Comment Re:just what we all love (Score 1) 243
Can't you both be right? price changes tend to happen in chunks throughout the supply chain. Your aluminum is $2/kg from the supplier and then one day they tell you it is now $2.25. You suck it up for a while but then when they raise it again to $2.35 you finally say now we need to charge the customer more. That is why everything in Walmart can be *.97, you don't see a whole bunch of 1.36 products etc. prices move (stupid new keyboard is defective p apparently doesn't work with the shift key, nice) because they retailer has a pricing model, whether it be a standard ending on the end of prices, or "brackets" they place different categories of goods into etc.

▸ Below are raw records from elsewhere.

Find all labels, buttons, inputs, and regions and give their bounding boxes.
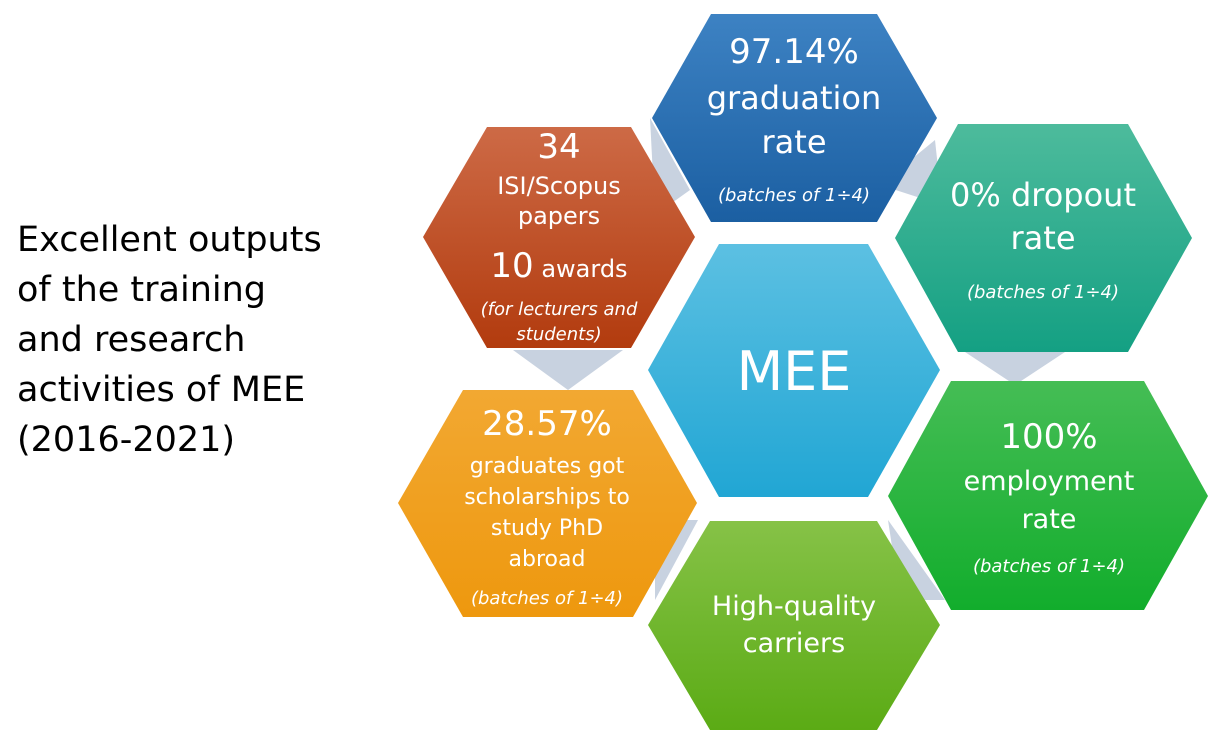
scholarships-line: study PhD	[491, 516, 603, 541]
hexagon-papers	[423, 127, 695, 348]
connector-scholarships-papers	[513, 350, 623, 390]
scholarships-line: scholarships to	[464, 485, 630, 510]
dropout-note: (batches of 1÷4)	[967, 282, 1119, 303]
connector-dropout-employment	[965, 352, 1065, 385]
hexagon-scholarships	[398, 390, 697, 617]
center-label: MEE	[737, 340, 852, 403]
papers-note: (for lecturers and	[481, 299, 638, 320]
hexagon-dropout	[895, 124, 1192, 352]
scholarships-line: graduates got	[470, 454, 625, 479]
title-line: of the training	[17, 270, 267, 310]
dropout-line: 0% dropout	[950, 176, 1136, 214]
carriers-line: carriers	[743, 628, 845, 659]
title-line: activities of MEE	[17, 370, 306, 410]
awards-line: 10 awards	[490, 246, 627, 286]
papers-note: students)	[516, 324, 601, 345]
hexagon-carriers	[648, 521, 940, 730]
graduation-line: graduation	[707, 79, 882, 117]
hexagon-graduation	[652, 14, 937, 222]
carriers-line: High-quality	[712, 591, 876, 622]
employment-note: (batches of 1÷4)	[973, 556, 1125, 577]
papers-line: ISI/Scopus	[497, 172, 621, 200]
employment-value: 100%	[1000, 417, 1097, 457]
diagram-title: Excellent outputs of the training and re…	[17, 215, 377, 465]
hexagon-employment	[888, 381, 1208, 610]
scholarships-value: 28.57%	[482, 404, 612, 444]
awards-label: awards	[541, 255, 627, 283]
awards-gap	[534, 255, 542, 283]
papers-line: papers	[518, 202, 600, 230]
awards-value: 10	[490, 246, 533, 286]
papers-value: 34	[537, 127, 580, 167]
graduation-line: rate	[762, 123, 827, 161]
employment-line: rate	[1022, 504, 1077, 535]
title-line: (2016-2021)	[17, 420, 236, 460]
hexagon-center	[648, 244, 940, 497]
dropout-line: rate	[1011, 219, 1076, 257]
employment-line: employment	[964, 466, 1135, 497]
title-line: and research	[17, 320, 246, 360]
title-line: Excellent outputs	[17, 220, 322, 260]
graduation-note: (batches of 1÷4)	[718, 185, 870, 206]
scholarships-note: (batches of 1÷4)	[471, 588, 623, 609]
scholarships-line: abroad	[509, 547, 586, 572]
graduation-value: 97.14%	[729, 32, 859, 72]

I agree though: taxes on profits not total revenue does help a lot though. Same thing with the personal tax rate. When people say you can raise the top bracket it is just silly. 1) If you were making $300k and they changed the tax rate would you chose to stop at say $200k so you wouldn't hit the new high bracket or would you "settle" for making $275k this year? people tend to get used to making a certain amount and plan their spending accordingly. Which means they are still highly incentivized to earn (before tax) at least as much as before the tax rate hike. 2) A lot of high earners aren't making their money by salary: they are "choosing" to make X amount of money every year regardless of the tax rate. How much they keep and how much the tax man gets doesn't really affect them much. The investments, creative works whatever are already done. New investments needing bank loans might be another issue but that is what equity is for. If equity does get spread out because they can't get favorable loans, it will likely go at favorable multiples, which means the same revenue gets split more ways, less people in the top bracket and we get a more balances wealth distribution with fewer and fewer people hitting the "unfair" high bracket.